Adriana Hirtler takes a turkey baster and sucks up the last dredges of sediment from a stream sample, then squirts it into a small plastic tray. Forceps in hand, she and a few other folks crowded in the closet-sized lab dig through their samples, on the hunt for little water creatures that are usually found in the bottom of water bodies, known as benthic macroinvertebrates, or BMI.
Monitoring BMI is vital for the understanding of stream and creek health — stoneflies, for example, are much more sensitive to pollution than other bugs, like damselflies or midges. A sample with very few stoneflies and a lot of midges may mean that something is wrong.
“They’re great indicators of overall water quality,” Hirtler said.
Considering the importance of sorting through samples and counting species, it’s interesting to note that none of the people gathered at the Community Science Institute this Thursday evening is a career scientist. Instead, they’re residents of the Ithaca community that want to help contribute to a thorough understanding of their local waterways — and are compiling a database of crucial information.
The Community Science Institute, also known as CSI, was founded in Ithaca in 2002. CSI operates as a hybrid of both a non-profit and commercial lab — it will test water samples for local municipal purposes, but the main goal is to partner with community members and monitor local surface water.
Hirtler started as a volunteer at CSI, but later joined the staff as the BMI Program Coordinator. She said that the work being done is important for a number of reasons, but mainly because it helps fill in the gaps in data collected by government agencies.
“The national government, the state government look at things like water quality, but they’re not able to look everywhere with the amount of detail you’d want to safeguard your local water resources,” Hirtler said. “Our volunteers are generating data that can be used by resource managers to make good decisions.”
The BMI program is not the only volunteer opportunity that CSI offers. There’s also the synoptic sampling partnerships, a monitoring program that seeks to set baseline water quality parameters, and more recently, a program that surveys the presence of cyanobacteria and Harmful Algae Blooms (HABS) in Cayuga Lake.
Considering the vast array of programs and monitoring sites that CSI oversees, it may be a shock to find out that it’s only staffed by six people. Instead, CSI has a network of nearly 400 volunteers that help sample water in both the Cayuga Watershed and parts of the Susquehanna watershed. Because of the sheer amount of volunteers, CSI is able to monitor a wider area and for a longer period of time, according to Nathaniel Launer, outreach coordinator for the Community Science Institute. And, because local people are helping compile this data, it can often lead to a sense of connection with the local environment.

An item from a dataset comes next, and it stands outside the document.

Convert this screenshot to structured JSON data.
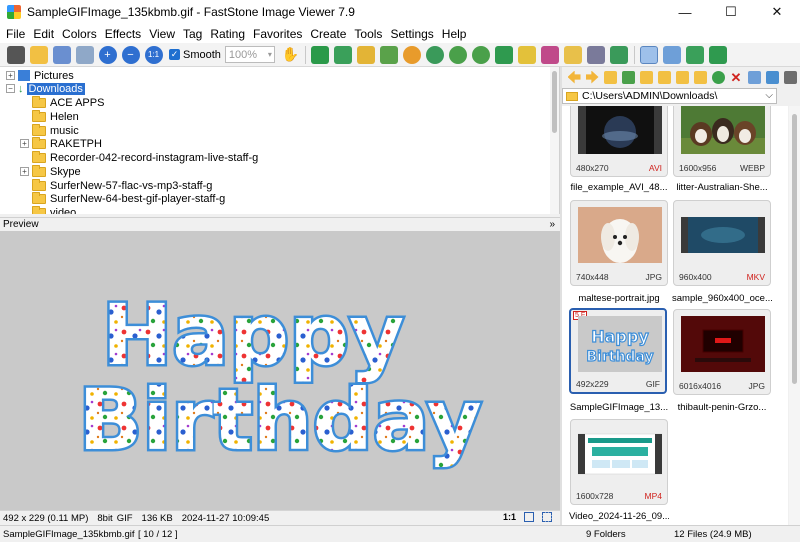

“It kind of fosters stewardship and caring for the environment around you,” Launer said, “and being aware of what the conditions and issues that the environment around you is facing.”
The sampling done by volunteers is then studied by CSI’s analysts. The data from that is then entered into a free, public-access database that CSI has been putting together for over ten years — all for people to consult so they can make smarter water choices.
Noah Mark, a chemical and microbiological analyst at CSI, said that there seems to be a lot of barriers between academic science and the concerns of the general public, and CSI is a way to bridge those barriers.
“We’re trying to shape science in a way where the two kind of match and overlap,” Mark said, “and the science doesn’t go off into these esoteric areas where only experts understand what’s going on.”